A relatora, desembargadora Helena Delgado Ramos Fialho Moreira, entendeu que os crimes investigados não possuem natureza eleitoral e ocorreram, principalmente, durante os mandatos dos envolvidos. Segundo ela, não foram identificados elementos independentes que comprovassem a existência de crimes eleitorais relacionados às denúncias.
Os demais integrantes do colegiado acompanharam o voto da relatora. O presidente do TRE-PB, Márcio Murilo, o juiz Rodrigo Clemente de Brito e o desembargador João Benedito se declararam suspeitos para participar do julgamento.

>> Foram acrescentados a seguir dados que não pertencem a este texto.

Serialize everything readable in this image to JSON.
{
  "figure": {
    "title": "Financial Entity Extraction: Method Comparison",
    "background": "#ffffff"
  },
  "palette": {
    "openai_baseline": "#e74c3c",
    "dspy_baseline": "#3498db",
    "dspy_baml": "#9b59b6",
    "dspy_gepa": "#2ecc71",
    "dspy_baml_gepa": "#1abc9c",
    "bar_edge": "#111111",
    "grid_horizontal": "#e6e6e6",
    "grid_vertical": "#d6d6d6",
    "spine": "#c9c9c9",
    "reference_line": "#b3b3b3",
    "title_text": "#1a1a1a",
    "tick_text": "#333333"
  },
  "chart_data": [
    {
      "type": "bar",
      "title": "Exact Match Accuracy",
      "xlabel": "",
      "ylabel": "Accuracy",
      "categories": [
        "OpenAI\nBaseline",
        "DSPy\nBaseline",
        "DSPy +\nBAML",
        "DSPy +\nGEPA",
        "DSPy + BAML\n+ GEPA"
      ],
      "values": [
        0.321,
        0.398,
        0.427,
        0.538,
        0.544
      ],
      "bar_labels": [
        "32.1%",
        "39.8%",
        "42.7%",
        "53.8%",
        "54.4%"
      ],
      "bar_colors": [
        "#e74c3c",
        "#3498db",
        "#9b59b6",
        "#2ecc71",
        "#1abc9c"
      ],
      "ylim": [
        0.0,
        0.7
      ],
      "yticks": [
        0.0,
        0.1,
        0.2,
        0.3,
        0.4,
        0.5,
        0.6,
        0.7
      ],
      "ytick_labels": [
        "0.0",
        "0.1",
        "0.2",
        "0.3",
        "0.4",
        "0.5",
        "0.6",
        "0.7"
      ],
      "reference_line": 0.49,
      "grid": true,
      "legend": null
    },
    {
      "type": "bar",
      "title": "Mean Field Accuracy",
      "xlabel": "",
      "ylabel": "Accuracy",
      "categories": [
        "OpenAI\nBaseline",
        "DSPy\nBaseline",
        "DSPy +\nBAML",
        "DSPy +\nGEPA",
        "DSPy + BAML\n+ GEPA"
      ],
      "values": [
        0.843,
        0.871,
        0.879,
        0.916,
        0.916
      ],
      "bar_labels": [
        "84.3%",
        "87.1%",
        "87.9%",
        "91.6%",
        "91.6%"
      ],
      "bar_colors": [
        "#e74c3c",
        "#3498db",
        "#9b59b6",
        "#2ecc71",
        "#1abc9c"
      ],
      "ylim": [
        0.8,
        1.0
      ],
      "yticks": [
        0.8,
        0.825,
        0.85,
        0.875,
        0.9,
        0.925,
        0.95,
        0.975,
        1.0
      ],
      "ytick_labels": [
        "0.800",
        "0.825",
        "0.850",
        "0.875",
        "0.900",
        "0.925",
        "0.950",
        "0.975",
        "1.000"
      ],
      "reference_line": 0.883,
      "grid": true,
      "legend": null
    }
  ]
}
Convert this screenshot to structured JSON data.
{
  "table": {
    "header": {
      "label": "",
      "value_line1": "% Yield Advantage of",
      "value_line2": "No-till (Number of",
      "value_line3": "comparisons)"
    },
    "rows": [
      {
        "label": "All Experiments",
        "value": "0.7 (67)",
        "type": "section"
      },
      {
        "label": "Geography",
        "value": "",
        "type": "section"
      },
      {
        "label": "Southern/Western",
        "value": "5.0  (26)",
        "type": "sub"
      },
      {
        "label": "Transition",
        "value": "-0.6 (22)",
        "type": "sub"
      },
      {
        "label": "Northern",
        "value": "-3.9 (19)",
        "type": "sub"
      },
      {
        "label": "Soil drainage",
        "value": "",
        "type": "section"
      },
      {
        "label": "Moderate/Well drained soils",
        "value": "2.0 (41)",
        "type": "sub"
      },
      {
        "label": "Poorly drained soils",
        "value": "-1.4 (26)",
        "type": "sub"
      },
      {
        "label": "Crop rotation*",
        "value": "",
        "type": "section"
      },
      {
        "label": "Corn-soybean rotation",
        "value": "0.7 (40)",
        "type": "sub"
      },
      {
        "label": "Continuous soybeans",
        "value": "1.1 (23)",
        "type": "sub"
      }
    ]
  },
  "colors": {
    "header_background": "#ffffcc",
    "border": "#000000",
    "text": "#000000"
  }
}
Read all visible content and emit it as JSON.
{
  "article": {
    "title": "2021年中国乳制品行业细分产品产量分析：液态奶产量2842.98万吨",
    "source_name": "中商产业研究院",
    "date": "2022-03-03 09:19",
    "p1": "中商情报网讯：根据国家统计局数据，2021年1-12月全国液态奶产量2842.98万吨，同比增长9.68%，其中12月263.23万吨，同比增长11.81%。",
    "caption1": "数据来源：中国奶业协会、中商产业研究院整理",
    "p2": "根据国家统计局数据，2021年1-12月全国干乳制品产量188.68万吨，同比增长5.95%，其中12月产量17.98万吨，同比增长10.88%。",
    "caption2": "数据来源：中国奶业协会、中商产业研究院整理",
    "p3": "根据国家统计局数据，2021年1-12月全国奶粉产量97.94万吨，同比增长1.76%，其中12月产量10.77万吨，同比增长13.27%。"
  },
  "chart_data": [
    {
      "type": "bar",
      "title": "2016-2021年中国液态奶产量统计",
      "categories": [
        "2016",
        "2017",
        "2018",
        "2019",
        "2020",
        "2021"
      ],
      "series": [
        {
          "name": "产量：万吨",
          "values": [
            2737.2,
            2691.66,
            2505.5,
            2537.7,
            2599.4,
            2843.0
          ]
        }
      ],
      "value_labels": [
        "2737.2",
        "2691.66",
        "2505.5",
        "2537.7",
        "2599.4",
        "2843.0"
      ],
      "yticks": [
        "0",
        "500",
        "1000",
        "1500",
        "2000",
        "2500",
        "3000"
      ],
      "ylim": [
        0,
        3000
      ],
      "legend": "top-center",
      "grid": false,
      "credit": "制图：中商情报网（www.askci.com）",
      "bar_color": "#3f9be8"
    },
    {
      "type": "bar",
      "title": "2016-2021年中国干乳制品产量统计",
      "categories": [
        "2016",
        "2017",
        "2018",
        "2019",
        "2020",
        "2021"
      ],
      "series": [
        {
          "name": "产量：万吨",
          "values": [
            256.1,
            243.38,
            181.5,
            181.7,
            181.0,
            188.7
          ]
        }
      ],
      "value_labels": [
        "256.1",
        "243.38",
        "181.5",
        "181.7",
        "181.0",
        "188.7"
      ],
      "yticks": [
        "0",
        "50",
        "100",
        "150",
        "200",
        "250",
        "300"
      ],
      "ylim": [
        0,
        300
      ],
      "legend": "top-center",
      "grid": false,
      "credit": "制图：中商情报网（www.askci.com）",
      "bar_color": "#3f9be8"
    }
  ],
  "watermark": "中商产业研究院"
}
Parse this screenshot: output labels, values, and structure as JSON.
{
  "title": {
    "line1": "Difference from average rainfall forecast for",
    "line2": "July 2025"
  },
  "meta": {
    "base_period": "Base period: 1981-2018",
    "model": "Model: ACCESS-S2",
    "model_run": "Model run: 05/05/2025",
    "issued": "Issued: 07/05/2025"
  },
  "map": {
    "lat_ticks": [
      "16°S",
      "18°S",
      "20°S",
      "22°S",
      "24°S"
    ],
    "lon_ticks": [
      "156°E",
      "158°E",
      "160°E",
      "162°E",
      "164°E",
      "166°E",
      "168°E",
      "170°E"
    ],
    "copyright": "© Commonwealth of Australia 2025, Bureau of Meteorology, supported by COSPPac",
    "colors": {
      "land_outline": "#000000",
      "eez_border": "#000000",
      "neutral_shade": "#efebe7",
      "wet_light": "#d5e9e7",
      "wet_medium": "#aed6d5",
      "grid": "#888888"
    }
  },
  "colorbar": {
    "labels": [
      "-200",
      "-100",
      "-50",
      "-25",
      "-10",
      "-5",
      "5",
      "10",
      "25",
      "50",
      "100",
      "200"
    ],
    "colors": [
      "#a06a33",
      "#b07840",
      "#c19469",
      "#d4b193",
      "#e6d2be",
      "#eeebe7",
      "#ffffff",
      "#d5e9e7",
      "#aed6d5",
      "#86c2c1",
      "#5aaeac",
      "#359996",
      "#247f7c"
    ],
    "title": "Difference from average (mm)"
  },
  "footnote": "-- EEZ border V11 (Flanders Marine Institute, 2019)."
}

A Operação Xeque-Mate investigou um suposto esquema de corrupção em Cabedelo, na Grande João Pessoa. De acordo com o Ministério Público, o esquema envolveria negociação de mandatos públicos, pagamento de propinas para beneficiar empresários, fraudes em licitações, doações irregulares de terrenos públicos e contratação de servidores fantasmas no Poder Legislativo municipal.
Os réus defendiam a permanência dos processos na Justiça Eleitoral sob o argumento de que os fatos teriam relação com suposto abuso de poder econômico nas eleições anteriores. A relatora, entretanto, concluiu que essa conexão não foi comprovada de forma suficiente e determinou o retorno dos processos à Justiça comum.